Bay Area roadways, as we’ve all seen firsthand, are heavily littered with trash. And most of the trash you see along the highway is headed right for San Francisco Bay.
That’s because Caltrans, the agency responsible for keeping freeways and highways clean, has been failing to do their job. Caltrans has consistently refused to take steps to stop highway trash pollution from reaching the Bay.
As a result, most of the trash on roadways gets washed and blown into storm drains, which connect to local creeks and the Bay.
In February, local regulators were deciding how to deal with the Bay Area’s significant highway trash problem. They released a draft plan that would require Caltrans to clean up only a fraction of the acreage the state agency controls.
The Baykeeper science team reviewed the plan and quickly identified how ineffective it would be at resolving the problem.
“For several years, Caltrans has ignored requirements imposed at the state and regional level to clean up trash,” said Ian Wren, Baykeeper Scientist. “If local agencies don’t require compliance in the Bay Area, Caltrans will continue allowing highway trash to pollute waterways.”
So Baykeeper, along with Save the Bay and EPA, advocated for more accountability, including requiring Caltrans to clean up a much larger area. Eventually, local regulators voted unanimously to take our recommendations and make the plan stronger. They more than doubled the acreage that Caltrans must routinely clean up.

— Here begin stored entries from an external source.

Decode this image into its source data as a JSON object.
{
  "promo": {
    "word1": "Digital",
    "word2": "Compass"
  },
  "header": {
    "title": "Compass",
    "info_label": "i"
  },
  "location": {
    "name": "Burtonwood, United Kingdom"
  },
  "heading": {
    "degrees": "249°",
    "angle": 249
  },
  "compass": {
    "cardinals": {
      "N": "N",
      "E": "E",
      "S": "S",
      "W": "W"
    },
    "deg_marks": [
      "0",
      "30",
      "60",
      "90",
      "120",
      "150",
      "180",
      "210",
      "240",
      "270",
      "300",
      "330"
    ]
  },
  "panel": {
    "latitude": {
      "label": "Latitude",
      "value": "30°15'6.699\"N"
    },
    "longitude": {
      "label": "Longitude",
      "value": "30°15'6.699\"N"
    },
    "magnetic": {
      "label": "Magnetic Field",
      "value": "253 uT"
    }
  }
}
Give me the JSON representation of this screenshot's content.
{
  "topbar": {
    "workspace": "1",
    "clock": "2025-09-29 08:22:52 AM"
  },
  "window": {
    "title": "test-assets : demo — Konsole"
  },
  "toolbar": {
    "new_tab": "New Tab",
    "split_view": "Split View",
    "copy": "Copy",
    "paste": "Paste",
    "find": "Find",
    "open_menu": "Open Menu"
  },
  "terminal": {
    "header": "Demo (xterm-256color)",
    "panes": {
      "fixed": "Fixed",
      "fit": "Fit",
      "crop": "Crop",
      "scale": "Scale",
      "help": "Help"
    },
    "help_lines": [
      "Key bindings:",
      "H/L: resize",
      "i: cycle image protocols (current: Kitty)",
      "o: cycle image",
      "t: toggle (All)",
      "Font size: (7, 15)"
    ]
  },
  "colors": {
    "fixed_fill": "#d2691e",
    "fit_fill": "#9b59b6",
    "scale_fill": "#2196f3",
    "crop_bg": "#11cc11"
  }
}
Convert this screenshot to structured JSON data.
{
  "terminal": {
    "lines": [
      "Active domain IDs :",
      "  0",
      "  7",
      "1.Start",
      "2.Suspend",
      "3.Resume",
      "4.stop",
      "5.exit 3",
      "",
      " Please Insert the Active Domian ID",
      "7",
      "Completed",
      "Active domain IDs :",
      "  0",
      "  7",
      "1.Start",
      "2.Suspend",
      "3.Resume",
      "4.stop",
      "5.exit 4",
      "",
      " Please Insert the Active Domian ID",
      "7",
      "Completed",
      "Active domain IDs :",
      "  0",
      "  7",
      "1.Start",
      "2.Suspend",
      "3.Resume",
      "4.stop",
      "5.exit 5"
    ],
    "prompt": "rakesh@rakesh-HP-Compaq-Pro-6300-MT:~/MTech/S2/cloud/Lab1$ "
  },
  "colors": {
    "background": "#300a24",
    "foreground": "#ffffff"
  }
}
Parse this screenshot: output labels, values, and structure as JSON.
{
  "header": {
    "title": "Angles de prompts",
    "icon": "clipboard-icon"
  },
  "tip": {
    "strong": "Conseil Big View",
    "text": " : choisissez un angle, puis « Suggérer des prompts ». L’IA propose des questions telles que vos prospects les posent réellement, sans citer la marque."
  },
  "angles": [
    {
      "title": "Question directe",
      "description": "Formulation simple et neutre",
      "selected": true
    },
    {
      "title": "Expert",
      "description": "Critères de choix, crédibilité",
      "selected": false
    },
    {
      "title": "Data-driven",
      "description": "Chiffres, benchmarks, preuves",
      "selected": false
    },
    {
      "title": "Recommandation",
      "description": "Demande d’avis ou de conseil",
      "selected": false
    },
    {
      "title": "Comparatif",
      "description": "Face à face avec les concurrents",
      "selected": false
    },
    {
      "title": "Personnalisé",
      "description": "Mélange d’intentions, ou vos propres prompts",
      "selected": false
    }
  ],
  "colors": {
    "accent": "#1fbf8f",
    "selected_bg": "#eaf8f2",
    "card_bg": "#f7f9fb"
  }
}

In addition, they flagged Caltrans’ refusal to adequately address trash pollution over the past five years, and levied a hefty daily fine of $25,000 if the agency continues to ignore the problem.
Baykeeper will monitor Caltrans’ efforts to clean up highway trash before it pollutes the Bay. And we’ll continue advocating for cities, government agencies, and corporations to put an end to the Bay Area’s ugly trash epidemic.